I felt I had accomplished some sort of garden maintenance, but there is still much more to do before it's in order again. And there are those vegetables to get into the really large pots. Great, huh? I was done gardening for the day. The sun was setting. I went in and took a shower.
While in the shower, I looked out the window. I was admiring all my handy work of the past two days. Then I noticed the dog. But it wasn't a dog!! It was a fox! It must have been waiting for me to leave for good. The lights coming on in the building were probably it's sign the coast was clear. Now, it looked up at me looking down at it. We stared at each other. I hadn't seen him/her for a while. I thought it must be a little confused and maybe even a bit vexed that all the grass was gone, all the weeds and other tall cover gone, too. And the little brown spot in the lawn where it probably liked to lay or nap slightly hidden, was now fully exposed, too. It turned and walked a few steps across the lawn and stopped to bite and scratch near the base of it's tail. Not a good sign. The tail didn't look good. It really does have mange. I hadn't been sure before, but now I was certain. I was going to have to go into the garden once more to leave it some medicine to treat the mange.
Before he left, JW has given me some fox mange medicine and instructions. He'd gotten it from a friend in Sussex who works with a wildlife org. So, after my shower, I read the instructions, pretty easy and peanut butter and honey would do, no need to buy Marmite (yuck). So I made a peanut butter and honey sandwich, cut it into 6 pieces per the instructions applied the meds and took the pieces to the garden. I left pieces in various places along the path I saw the fox take across the lawn. It went in a semi-circle, stopping a couple times to stretch, sit and scratch. Repeat twice then trotted off into the back of the garden out of my view. So for good measure I left the last two pieces of sandwich near the compost. I'll keep doing this for a couple weeks and hope that I also see the fox (or foxes) more regularly.
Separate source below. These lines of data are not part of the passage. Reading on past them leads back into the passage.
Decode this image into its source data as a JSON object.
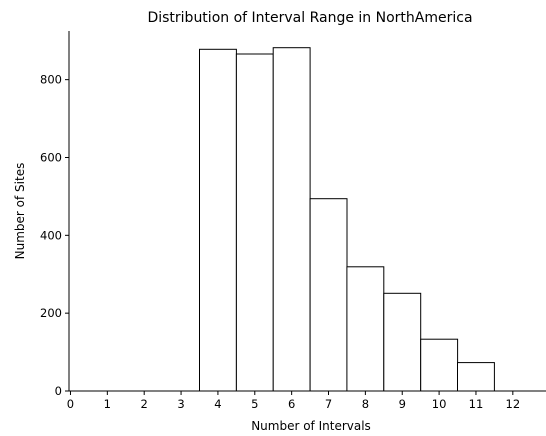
{
  "chart_data": {
    "type": "bar",
    "title": "Distribution of Interval Range in NorthAmerica",
    "xlabel": "Number of Intervals",
    "ylabel": "Number of Sites",
    "x": [
      1,
      2,
      3,
      4,
      5,
      6,
      7,
      8,
      9,
      10,
      11,
      12
    ],
    "values": [
      0,
      0,
      0,
      878,
      866,
      882,
      494,
      319,
      251,
      133,
      73,
      0
    ],
    "xticks": [
      "0",
      "1",
      "2",
      "3",
      "4",
      "5",
      "6",
      "7",
      "8",
      "9",
      "10",
      "11",
      "12"
    ],
    "yticks": [
      "0",
      "200",
      "400",
      "600",
      "800"
    ],
    "xlim": [
      -0.04,
      12.9
    ],
    "ylim": [
      0,
      925
    ],
    "bar_color": "#ffffff",
    "edge_color": "#000000",
    "grid": false
  }
}
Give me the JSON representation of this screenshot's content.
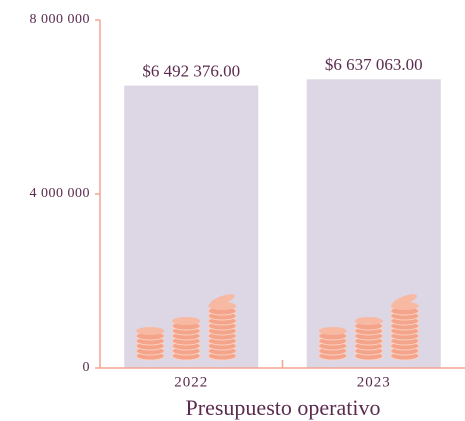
{
  "chart_data": {
    "type": "bar",
    "title": "Presupuesto operativo",
    "categories": [
      "2022",
      "2023"
    ],
    "values": [
      6492376,
      6637063
    ],
    "value_labels": [
      "$6 492 376.00",
      "$6 637 063.00"
    ],
    "color": "#ddd6e5",
    "ylim": [
      0,
      8000000
    ],
    "yticks": [
      0,
      {
        "value": 4000000,
        "label": "4 000 000"
      },
      {
        "value": 8000000,
        "label": "8 000 000"
      }
    ]
  }
}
Now, the thing about the foxes is that there are foxes all over London. Most people consider them pests. But not my neighbor JW and me. We appreciate the critters, they are part of the little eco-system of the garden(s) and, like the neighborhood cats, are good predators. There have been a few generations of them out there. And he's used some of the branches from tree pruning to build a sheltered den for them in the back corner of his half of the garden. So, he's left me the medicine to help the one or ones who visit our garden.
I hope it works.
UPDATE (a few minutes later): Good news! the fox (a fox) is out in the garden and seems to have found the medicine sandwiches. No lights, just saw some movement and heard rustling bushes, heard one little yelp.